Wednesday, 25 January 2012: 9:15 AM
Use of A-Train Satellite and ARM Ground Measurements to Study the Impact of Aerosols on Cloud and Precipitation
Room 256 (New Orleans Convention Center )
Aerosol has complex effects on clouds and precipitation that may augment or offset each other contingent upon a variety of variables. As a result, its long-term impact on climate is largely unknown. Using 1-year global cloud and aerosol products from the A-Train satellite sensors (CloudSat and MODIS) and 10 years of the Atmospheric Radiation Measurement (ARM) measurements, strong aerosol effects of climatologically significance are detected. With increasing total aerosol loading measured by aerosol optical depth and index derived from MODIS, and number concentration (condensation nucleus, CN) measured near the ground, both cloud top height and precipitation change systematically for mix-phase clouds of warm-base (cloud base <1km) and cold-top (above the freezing level), but not for pure liquid and ice clouds.
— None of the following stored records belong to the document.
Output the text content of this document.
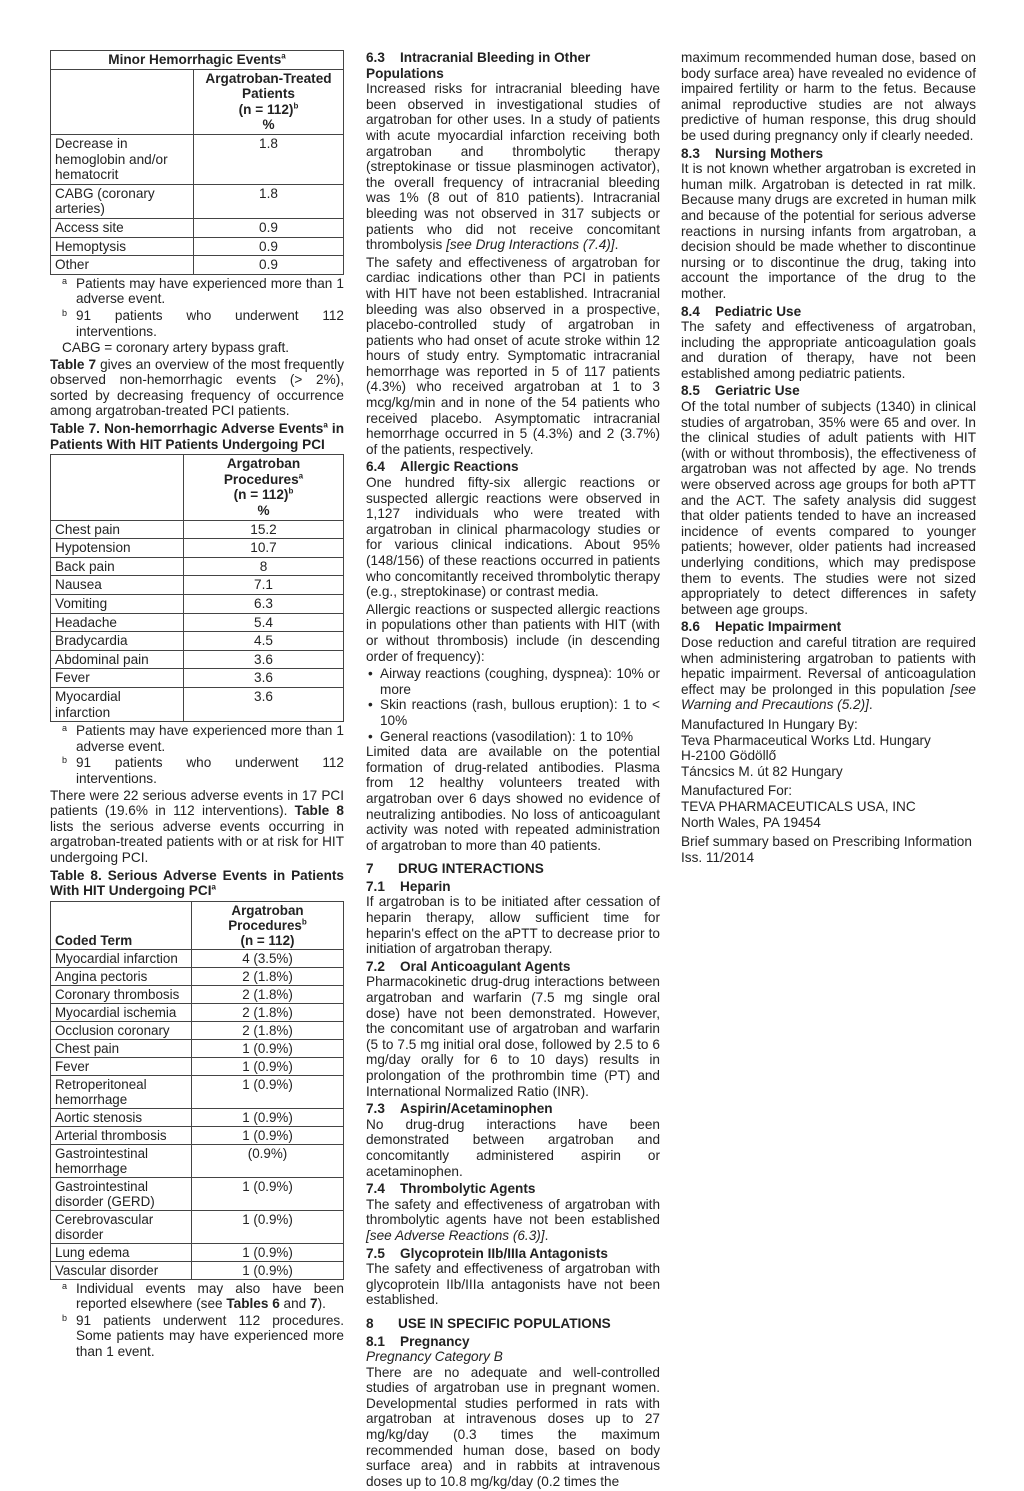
Minor Hemorrhagic Events$^a$
	Argatroban-Treated
Patients
(n = 112)$^b$
%
Decrease in hemoglobin and/or hematocrit	1.8
CABG (coronary arteries)	1.8
Access site	0.9
Hemoptysis	0.9
Other	0.9
a Patients may have experienced more than 1 adverse event.
b 91 patients who underwent 112 interventions.
CABG = coronary artery bypass graft.

Table 7 gives an overview of the most frequently observed non-hemorrhagic events (> 2%), sorted by decreasing frequency of occurrence among argatroban-treated PCI patients.

Table 7. Non-hemorrhagic Adverse Events$^a$ in Patients With HIT Patients Undergoing PCI
	Argatroban Procedures$^a$
(n = 112)$^b$
%
Chest pain	15.2
Hypotension	10.7
Back pain	8
Nausea	7.1
Vomiting	6.3
Headache	5.4
Bradycardia	4.5
Abdominal pain	3.6
Fever	3.6
Myocardial infarction	3.6
a Patients may have experienced more than 1 adverse event.
b 91 patients who underwent 112 interventions.

There were 22 serious adverse events in 17 PCI patients (19.6% in 112 interventions). Table 8 lists the serious adverse events occurring in argatroban-treated patients with or at risk for HIT undergoing PCI.

Table 8. Serious Adverse Events in Patients With HIT Undergoing PCI$^a$
Coded Term	Argatroban Procedures$^b$
(n = 112)
Myocardial infarction	4 (3.5%)
Angina pectoris	2 (1.8%)
Coronary thrombosis	2 (1.8%)
Myocardial ischemia	2 (1.8%)
Occlusion coronary	2 (1.8%)
Chest pain	1 (0.9%)
Fever	1 (0.9%)
Retroperitoneal hemorrhage	1 (0.9%)
Aortic stenosis	1 (0.9%)
Arterial thrombosis	1 (0.9%)
Gastrointestinal hemorrhage	(0.9%)
Gastrointestinal disorder (GERD)	1 (0.9%)
Cerebrovascular disorder	1 (0.9%)
Lung edema	1 (0.9%)
Vascular disorder	1 (0.9%)
a Individual events may also have been reported elsewhere (see Tables 6 and 7).
b 91 patients underwent 112 procedures. Some patients may have experienced more than 1 event.
6.3 Intracranial Bleeding in Other Populations

Increased risks for intracranial bleeding have been observed in investigational studies of argatroban for other uses. In a study of patients with acute myocardial infarction receiving both argatroban and thrombolytic therapy (streptokinase or tissue plasminogen activator), the overall frequency of intracranial bleeding was 1% (8 out of 810 patients). Intracranial bleeding was not observed in 317 subjects or patients who did not receive concomitant thrombolysis [see Drug Interactions (7.4)].

The safety and effectiveness of argatroban for cardiac indications other than PCI in patients with HIT have not been established. Intracranial bleeding was also observed in a prospective, placebo-controlled study of argatroban in patients who had onset of acute stroke within 12 hours of study entry. Symptomatic intracranial hemorrhage was reported in 5 of 117 patients (4.3%) who received argatroban at 1 to 3 mcg/kg/min and in none of the 54 patients who received placebo. Asymptomatic intracranial hemorrhage occurred in 5 (4.3%) and 2 (3.7%) of the patients, respectively.

6.4 Allergic Reactions

One hundred fifty-six allergic reactions or suspected allergic reactions were observed in 1,127 individuals who were treated with argatroban in clinical pharmacology studies or for various clinical indications. About 95% (148/156) of these reactions occurred in patients who concomitantly received thrombolytic therapy (e.g., streptokinase) or contrast media.

Allergic reactions or suspected allergic reactions in populations other than patients with HIT (with or without thrombosis) include (in descending order of frequency):

• Airway reactions (coughing, dyspnea): 10% or more
• Skin reactions (rash, bullous eruption): 1 to < 10%
• General reactions (vasodilation): 1 to 10%

Limited data are available on the potential formation of drug-related antibodies. Plasma from 12 healthy volunteers treated with argatroban over 6 days showed no evidence of neutralizing antibodies. No loss of anticoagulant activity was noted with repeated administration of argatroban to more than 40 patients.

7 DRUG INTERACTIONS
7.1 Heparin

If argatroban is to be initiated after cessation of heparin therapy, allow sufficient time for heparin's effect on the aPTT to decrease prior to initiation of argatroban therapy.

7.2 Oral Anticoagulant Agents

Pharmacokinetic drug-drug interactions between argatroban and warfarin (7.5 mg single oral dose) have not been demonstrated. However, the concomitant use of argatroban and warfarin (5 to 7.5 mg initial oral dose, followed by 2.5 to 6 mg/day orally for 6 to 10 days) results in prolongation of the prothrombin time (PT) and International Normalized Ratio (INR).

7.3 Aspirin/Acetaminophen

No drug-drug interactions have been demonstrated between argatroban and concomitantly administered aspirin or acetaminophen.

7.4 Thrombolytic Agents

The safety and effectiveness of argatroban with thrombolytic agents have not been established [see Adverse Reactions (6.3)].

7.5 Glycoprotein IIb/IIIa Antagonists

The safety and effectiveness of argatroban with glycoprotein IIb/IIIa antagonists have not been established.

8 USE IN SPECIFIC POPULATIONS
8.1 Pregnancy

Pregnancy Category B

There are no adequate and well-controlled studies of argatroban use in pregnant women. Developmental studies performed in rats with argatroban at intravenous doses up to 27 mg/kg/day (0.3 times the maximum recommended human dose, based on body surface area) and in rabbits at intravenous doses up to 10.8 mg/kg/day (0.2 times the

maximum recommended human dose, based on body surface area) have revealed no evidence of impaired fertility or harm to the fetus. Because animal reproductive studies are not always predictive of human response, this drug should be used during pregnancy only if clearly needed.

8.3 Nursing Mothers

It is not known whether argatroban is excreted in human milk. Argatroban is detected in rat milk. Because many drugs are excreted in human milk and because of the potential for serious adverse reactions in nursing infants from argatroban, a decision should be made whether to discontinue nursing or to discontinue the drug, taking into account the importance of the drug to the mother.

8.4 Pediatric Use

The safety and effectiveness of argatroban, including the appropriate anticoagulation goals and duration of therapy, have not been established among pediatric patients.

8.5 Geriatric Use

Of the total number of subjects (1340) in clinical studies of argatroban, 35% were 65 and over. In the clinical studies of adult patients with HIT (with or without thrombosis), the effectiveness of argatroban was not affected by age. No trends were observed across age groups for both aPTT and the ACT. The safety analysis did suggest that older patients tended to have an increased incidence of events compared to younger patients; however, older patients had increased underlying conditions, which may predispose them to events. The studies were not sized appropriately to detect differences in safety between age groups.

8.6 Hepatic Impairment

Dose reduction and careful titration are required when administering argatroban to patients with hepatic impairment. Reversal of anticoagulation effect may be prolonged in this population [see Warning and Precautions (5.2)].

Manufactured In Hungary By:
Teva Pharmaceutical Works Ltd. Hungary
H-2100 Gödöllő
Táncsics M. út 82 Hungary
Manufactured For:
TEVA PHARMACEUTICALS USA, INC
North Wales, PA 19454
Brief summary based on Prescribing Information
Iss. 11/2014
The response of precipitation to CN depends on cloud liquid water path (LWP). As aerosol increases, rain occurs more frequently for high LWP but less frequently for low LWP. Such strong signals of aerosol impact on cloud and precipitation have not been reported on large-scale data and long-term and thus have significant implications for climate change studies, especially concerning regional and global climate change induced by pollution.